Permane inalterato, nonostante i tentativi delle riforme firmate Berlinguer e Moratti, il numero di anni che costituisce i vari ordini di scuola e la definizione di quadri orari e classi di concorso (soprattutto per la secondaria di 1° e 2° grado), come si perpetua la consuetudine dell’ora di “lezione” di ogni singola disciplina, disattendendo i suggerimenti, presenti nelle “Indicazioni per il curricolo” del 2007, titolati “L’ambiente di apprendimento” i quali spronano la scuola a strutturarsi anche come laboratorio cognitivo ed operativo (del pensare e del fare integrati). I docenti che percorrono tale pista (e sono più di quanti si immagini) lo fanno costringendosi ad esercizi di funambolismo, cercando di far rimanere nella norma e nelle pieghe dell’organizzazione del sistema scolastico un impeto culturale e metodologico che richiede più spazi e decisa maggior flessibilità.

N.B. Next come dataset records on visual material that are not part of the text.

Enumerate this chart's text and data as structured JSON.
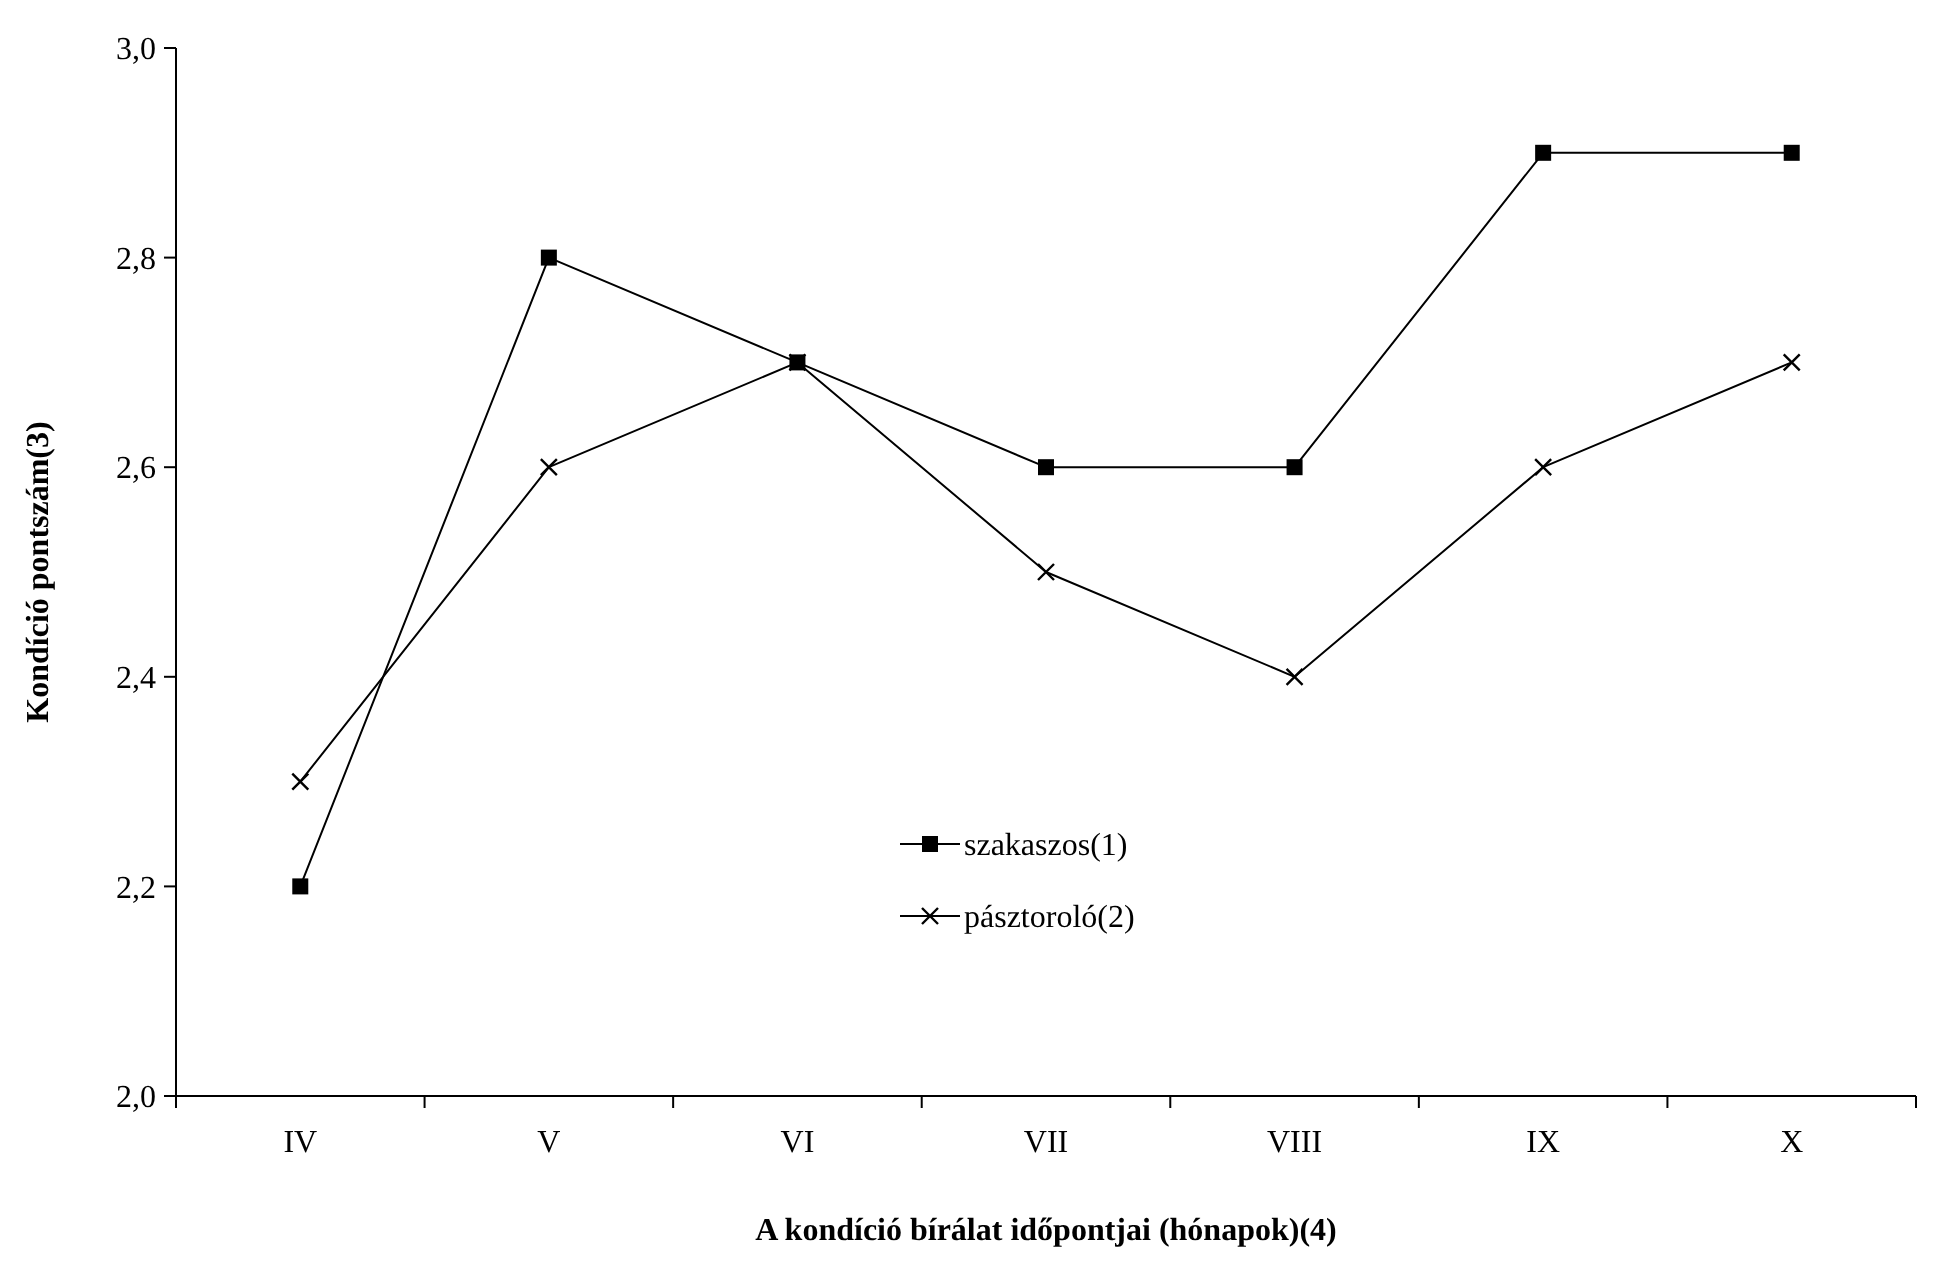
{
  "chart_data": {
    "type": "line",
    "xlabel": "A kondíció bírálat időpontjai (hónapok)(4)",
    "ylabel": "Kondíció pontszám(3)",
    "categories": [
      "IV",
      "V",
      "VI",
      "VII",
      "VIII",
      "IX",
      "X"
    ],
    "series": [
      {
        "name": "szakaszos(1)",
        "color": "#000000",
        "marker": "square",
        "values": [
          2.2,
          2.8,
          2.7,
          2.6,
          2.6,
          2.9,
          2.9
        ]
      },
      {
        "name": "pásztoroló(2)",
        "color": "#000000",
        "marker": "cross",
        "values": [
          2.3,
          2.6,
          2.7,
          2.5,
          2.4,
          2.6,
          2.7
        ]
      }
    ],
    "ylim": [
      2,
      3
    ],
    "yticks": [
      {
        "value": 2,
        "label": "2,0"
      },
      {
        "value": 2.2,
        "label": "2,2"
      },
      {
        "value": 2.4,
        "label": "2,4"
      },
      {
        "value": 2.6,
        "label": "2,6"
      },
      {
        "value": 2.8,
        "label": "2,8"
      },
      {
        "value": 3,
        "label": "3,0"
      }
    ],
    "grid": false,
    "legend": "bottom",
    "line_style": "solid"
  }
}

In una casa con mobili massicci e inamovibili e suppellettili inchiodate ai mobili è difficile riorganizzare lo spazio per renderlo più funzionale a nuove intenzionalità e finalità. I margini di autonomia risultano minimi, giocati come possono essere dentro una struttura ingessata e presidiata tenacemente da norme e vincoli legislativi.

I dati divulgati dal Servizio statistico del Ministero relativi agli esiti degli scrutini intermedi dichiarano che il 48% degli alunni della scuola secondaria di 1° grado ha riportato una o più insufficienze nelle varie discipline. Non va meglio nella secondaria di 2° grado dove la percentuale di studenti con insufficienze sale addirittura al 74%. Bocciamo tutti questi alunni o bocciamo la scuola? Il restyling che con accanimento viene fatto su di essa non dà evidentemente esiti positivi.

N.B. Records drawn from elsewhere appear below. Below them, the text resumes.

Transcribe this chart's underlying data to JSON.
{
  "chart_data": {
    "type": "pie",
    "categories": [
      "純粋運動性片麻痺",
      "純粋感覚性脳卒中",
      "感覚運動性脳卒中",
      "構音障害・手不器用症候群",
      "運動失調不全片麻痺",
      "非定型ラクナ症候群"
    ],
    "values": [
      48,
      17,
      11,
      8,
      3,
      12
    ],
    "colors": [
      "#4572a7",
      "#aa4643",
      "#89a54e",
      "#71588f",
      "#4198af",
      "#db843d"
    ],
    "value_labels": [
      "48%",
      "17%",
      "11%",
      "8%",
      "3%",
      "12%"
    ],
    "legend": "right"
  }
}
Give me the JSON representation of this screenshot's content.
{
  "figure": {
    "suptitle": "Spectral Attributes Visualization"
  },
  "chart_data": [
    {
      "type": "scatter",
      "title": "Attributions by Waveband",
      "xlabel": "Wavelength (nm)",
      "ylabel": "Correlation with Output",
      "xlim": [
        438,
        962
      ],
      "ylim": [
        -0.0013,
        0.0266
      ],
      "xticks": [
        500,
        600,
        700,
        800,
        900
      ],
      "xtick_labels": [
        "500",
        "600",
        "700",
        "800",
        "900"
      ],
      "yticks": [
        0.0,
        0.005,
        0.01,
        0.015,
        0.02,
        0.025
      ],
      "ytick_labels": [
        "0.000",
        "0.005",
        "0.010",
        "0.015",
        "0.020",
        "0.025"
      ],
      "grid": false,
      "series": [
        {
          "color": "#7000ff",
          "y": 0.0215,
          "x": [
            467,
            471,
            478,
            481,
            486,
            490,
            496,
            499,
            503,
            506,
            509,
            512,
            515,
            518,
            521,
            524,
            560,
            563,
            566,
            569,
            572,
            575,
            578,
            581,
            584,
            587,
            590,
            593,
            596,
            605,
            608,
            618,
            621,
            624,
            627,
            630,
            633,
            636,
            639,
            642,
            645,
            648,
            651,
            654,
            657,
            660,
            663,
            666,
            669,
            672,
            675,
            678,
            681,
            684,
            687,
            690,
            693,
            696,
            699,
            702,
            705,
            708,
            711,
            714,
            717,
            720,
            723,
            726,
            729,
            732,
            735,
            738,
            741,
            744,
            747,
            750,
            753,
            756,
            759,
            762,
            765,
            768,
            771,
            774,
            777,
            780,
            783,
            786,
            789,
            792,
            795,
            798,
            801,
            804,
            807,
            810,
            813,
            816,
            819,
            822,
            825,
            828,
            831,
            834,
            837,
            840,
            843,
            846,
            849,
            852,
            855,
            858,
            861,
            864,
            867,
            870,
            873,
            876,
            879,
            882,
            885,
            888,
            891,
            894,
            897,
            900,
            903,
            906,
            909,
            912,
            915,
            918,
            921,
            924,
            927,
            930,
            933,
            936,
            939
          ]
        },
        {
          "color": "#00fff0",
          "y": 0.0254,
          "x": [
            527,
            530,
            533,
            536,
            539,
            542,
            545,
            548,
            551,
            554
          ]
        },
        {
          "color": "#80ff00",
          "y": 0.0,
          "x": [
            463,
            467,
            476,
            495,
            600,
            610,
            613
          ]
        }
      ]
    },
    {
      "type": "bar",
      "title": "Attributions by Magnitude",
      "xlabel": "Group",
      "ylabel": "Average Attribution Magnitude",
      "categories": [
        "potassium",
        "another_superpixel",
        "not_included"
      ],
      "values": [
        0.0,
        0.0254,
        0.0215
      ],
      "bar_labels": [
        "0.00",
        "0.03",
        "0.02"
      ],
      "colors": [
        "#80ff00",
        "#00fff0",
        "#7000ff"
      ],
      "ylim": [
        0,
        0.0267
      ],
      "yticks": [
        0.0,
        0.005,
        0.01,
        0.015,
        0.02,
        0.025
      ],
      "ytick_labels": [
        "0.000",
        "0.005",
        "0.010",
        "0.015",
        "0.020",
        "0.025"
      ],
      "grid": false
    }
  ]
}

Occorre ripensare seriamente e complessivamente al sistema scolastico perché i docenti che dovrebbero essere formati secondo le nuove proposte trovino una struttura e spazi adeguati per essere reali protagonisti attivi e promotori di educazione, misurandosi su un terreno fertile e coltivabile grazie alla formazione ricevuta. Senza dimenticare i docenti che operano attualmente nella scuola che a volte vedono di fatto censurate dal sistema le loro idee e le loro azioni innovative, promotrici di educazione.

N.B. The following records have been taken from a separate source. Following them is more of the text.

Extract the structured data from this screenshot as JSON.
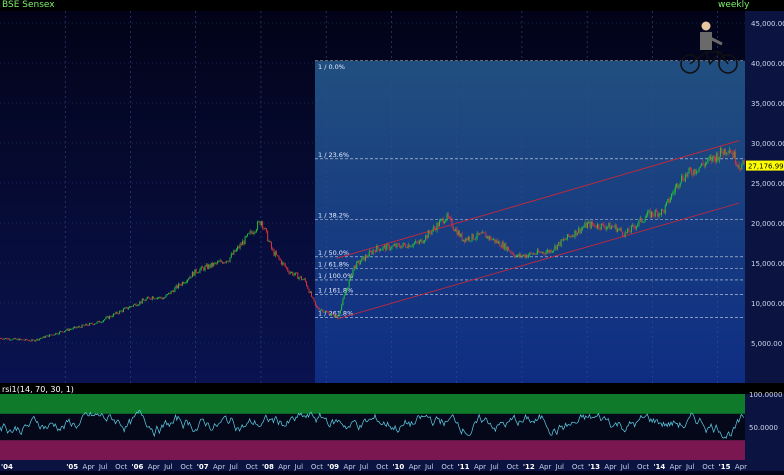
{
  "header": {
    "symbol": "BSE Sensex",
    "period": "weekly"
  },
  "price_axis": {
    "ticks": [
      "45,000.00",
      "40,000.00",
      "35,000.00",
      "30,000.00",
      "25,000.00",
      "20,000.00",
      "15,000.00",
      "10,000.00",
      "5,000.00"
    ],
    "last_price": "27,176.99"
  },
  "rsi_panel": {
    "title": "rsi1(14, 70, 30, 1)",
    "ticks": [
      "100.0000",
      "50.0000"
    ]
  },
  "time_axis": {
    "labels": [
      "'04",
      "'05",
      "Apr",
      "Jul",
      "Oct",
      "'06",
      "Apr",
      "Jul",
      "Oct",
      "'07",
      "Apr",
      "Jul",
      "Oct",
      "'08",
      "Apr",
      "Jul",
      "Oct",
      "'09",
      "Apr",
      "Jul",
      "Oct",
      "'10",
      "Apr",
      "Jul",
      "Oct",
      "'11",
      "Apr",
      "Jul",
      "Oct",
      "'12",
      "Apr",
      "Jul",
      "Oct",
      "'13",
      "Apr",
      "Jul",
      "Oct",
      "'14",
      "Apr",
      "Jul",
      "Oct",
      "'15",
      "Apr"
    ]
  },
  "fibonacci": {
    "levels": [
      "1 / 261.8%",
      "1 / 161.8%",
      "1 / 100.0%",
      "1 / 61.8%",
      "1 / 50.0%",
      "1 / 38.2%",
      "1 / 23.6%",
      "1 / 0.0%"
    ]
  },
  "colors": {
    "up": "#27c23a",
    "down": "#e0343a",
    "channel": "#c8283a",
    "rsi_line": "#5fd0e8",
    "background": "#02031a"
  },
  "icons": {
    "mascot": "cyclist-icon"
  },
  "chart_data": {
    "type": "candlestick",
    "period": "weekly",
    "x": [
      "2004-01",
      "2004-07",
      "2005-01",
      "2005-07",
      "2006-01",
      "2006-05",
      "2006-07",
      "2007-01",
      "2007-07",
      "2008-01",
      "2008-03",
      "2008-06",
      "2008-09",
      "2008-11",
      "2009-03",
      "2009-06",
      "2009-10",
      "2010-01",
      "2010-06",
      "2010-11",
      "2011-02",
      "2011-06",
      "2011-10",
      "2011-12",
      "2012-06",
      "2012-10",
      "2013-01",
      "2013-06",
      "2013-08",
      "2013-12",
      "2014-03",
      "2014-06",
      "2014-09",
      "2014-12",
      "2015-03",
      "2015-05"
    ],
    "close": [
      5600,
      5300,
      6600,
      7600,
      9600,
      10800,
      10600,
      14000,
      15500,
      20300,
      16500,
      14000,
      12800,
      9500,
      8200,
      14500,
      16800,
      17000,
      17500,
      20800,
      18000,
      18500,
      17000,
      15800,
      16500,
      18500,
      19800,
      19500,
      18600,
      21000,
      21500,
      25500,
      26800,
      28000,
      29500,
      27177
    ],
    "fib_levels": [
      {
        "ratio": "0.0%",
        "value": 8200
      },
      {
        "ratio": "23.6%",
        "value": 11092
      },
      {
        "ratio": "38.2%",
        "value": 12881
      },
      {
        "ratio": "50.0%",
        "value": 14327
      },
      {
        "ratio": "61.8%",
        "value": 15772
      },
      {
        "ratio": "100.0%",
        "value": 20453
      },
      {
        "ratio": "161.8%",
        "value": 28026
      },
      {
        "ratio": "261.8%",
        "value": 40280
      }
    ],
    "channel": {
      "upper": [
        [
          "2009-03",
          15600
        ],
        [
          "2015-05",
          30300
        ]
      ],
      "lower": [
        [
          "2009-03",
          8000
        ],
        [
          "2015-05",
          22500
        ]
      ]
    },
    "ylim": [
      0,
      46500
    ],
    "rsi": {
      "params": "14, 70, 30, 1",
      "overbought": 70,
      "oversold": 30,
      "ylim": [
        0,
        100
      ]
    }
  }
}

Perché una città sia bella e vivibile occorre sì che sia abitata da uomini educati alla convivenza ed alla socialità, ma contemporaneamente la città deve essere costruita secondo criteri e strutture che consentano agli uomini di agire le proprie competenze e dare il meglio di sé. Diversamente i cittadini cercano un luogo più adeguato: vanno a vivere in campagna! Ma i docenti non possono fare neppure questo, e sarebbe veramente desolante che la scuola si svuotasse di professionisti seri e consapevoli dei bisogni degli studenti.

La fuga verso il pensionamento a volte è dettata dal senso di impotenza e fallimento che uno avverte rispetto al proprio impegno educativo. Speriamo che non si verifichi uno strabismo secondo cui la formazione dei docenti guarda al futuro e al nuovo e la scuola guarda (con compiacimento?) al passato. Spes ultima dea.